Despite the telework restrictions in place at the FCC, regulatory life goes on, with the Commission continuing to process applications and deliver decisions every day.  One of those decisions released yesterday clarified the FCC’s rural radio policy, and its application to noncommercial FM stations.  The rural radio policy was adopted a decade ago to preserve program diversity in rural areas by restricting the move of radio stations into more urbanized areas through city of license changes.  The policy restricts rural stations from changing their city of license to a location from which the station could place a principal city contour over 50% of any urbanized area (see our articles here and here for more details on this policy).  The decision yesterday upheld prior decisions in the same proceeding which concluded that, for noncommercial reserved-band stations, the appropriate contour to analyze is the 60 dBu contour.  If that contour would cover more than 50% of an urbanized area after a city of license change, the change will generally be prohibited for any station not now providing such coverage over an urbanized area.
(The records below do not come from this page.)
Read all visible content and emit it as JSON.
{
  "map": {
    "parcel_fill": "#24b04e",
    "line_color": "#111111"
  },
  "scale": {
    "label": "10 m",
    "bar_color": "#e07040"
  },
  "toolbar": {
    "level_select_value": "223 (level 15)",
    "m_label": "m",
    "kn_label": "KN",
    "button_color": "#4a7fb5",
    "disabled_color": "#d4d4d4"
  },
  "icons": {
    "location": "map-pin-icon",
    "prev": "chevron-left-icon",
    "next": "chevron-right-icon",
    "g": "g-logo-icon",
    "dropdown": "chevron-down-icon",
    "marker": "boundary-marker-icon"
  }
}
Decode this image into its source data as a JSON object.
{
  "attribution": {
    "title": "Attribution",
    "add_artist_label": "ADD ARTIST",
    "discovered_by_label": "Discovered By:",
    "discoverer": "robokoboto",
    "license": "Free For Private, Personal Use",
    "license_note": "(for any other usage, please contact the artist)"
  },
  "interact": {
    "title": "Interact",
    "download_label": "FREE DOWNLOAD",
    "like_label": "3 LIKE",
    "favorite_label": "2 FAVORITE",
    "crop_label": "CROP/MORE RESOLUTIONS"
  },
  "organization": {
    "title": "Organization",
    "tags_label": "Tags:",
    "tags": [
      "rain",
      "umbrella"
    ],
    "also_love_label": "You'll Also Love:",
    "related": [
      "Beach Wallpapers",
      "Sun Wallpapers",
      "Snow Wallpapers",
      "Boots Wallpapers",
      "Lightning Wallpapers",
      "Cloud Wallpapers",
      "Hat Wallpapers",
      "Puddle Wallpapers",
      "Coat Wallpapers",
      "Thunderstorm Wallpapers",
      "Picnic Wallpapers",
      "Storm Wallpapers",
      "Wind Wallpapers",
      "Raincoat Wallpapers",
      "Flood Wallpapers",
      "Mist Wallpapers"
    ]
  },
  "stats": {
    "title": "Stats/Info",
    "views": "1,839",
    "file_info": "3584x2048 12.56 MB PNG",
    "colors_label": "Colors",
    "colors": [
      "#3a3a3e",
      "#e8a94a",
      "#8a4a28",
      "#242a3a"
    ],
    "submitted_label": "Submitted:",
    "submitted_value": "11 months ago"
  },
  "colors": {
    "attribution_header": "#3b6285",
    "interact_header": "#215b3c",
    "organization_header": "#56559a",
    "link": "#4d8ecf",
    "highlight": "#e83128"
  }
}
The licensee in this case had argued that this decision was illogical, as the rural radio prohibition for commercial stations is only triggered when the 70 dBu contour covers more than 50% of the urbanized area – not the 60 dBu contour.  The FCC rejected that argument, saying that the policy being advocated was more appropriately raised in a rulemaking, not in an application case like this.  The FCC’s finding in this case would mean that two broadcasters, one commercial and one noncommercial, could propose moves from rural locations to the same new city of license and propose to operate from the exact same antenna with the exact same power levels and height above average terrain, and the noncommercial application would be denied as it would be deemed an application for the urbanized area because its 60 dBu contour covered more than 50% of that area, while the commercial station would be granted as its 70 dBu did not reach 50% of the urbanized area.  Two stations providing exactly the same service to the same urbanized area would be treated differently – one as if it serves the urbanized area, the other as if it would not.

The rural radio prohibition has been subject to much criticism over the years (see, for instance, our articles here, here and here).  We’ve suggested from time to time that this policy is one that might be considered by the FCC in its modernization of media regulation proceeding.  The prohibition was meant to protect program diversity in rural markets, even if there was no economic base to support that rural service.  Moreover, in recent years, there has developed a multiplicity of programming options available in rural areas through national services like satellite radio.  The policy has also had the effect of freezing competition in urban markets, where stations have in many cases already been consolidated into commonly owned clusters.  New entrants, whose most cost-effective way of entering a market may be to move a rural station into that market, find it difficult to do so because of the rural radio policy.  That is one of the reasons that many advocacy groups for minority ownership have called for the repeal of this policy (see, for instance, the comments of MMTC in the modernization of media docket).  Yesterday’s decision might just create more supporters for the demise of this policy among noncommercial licensees.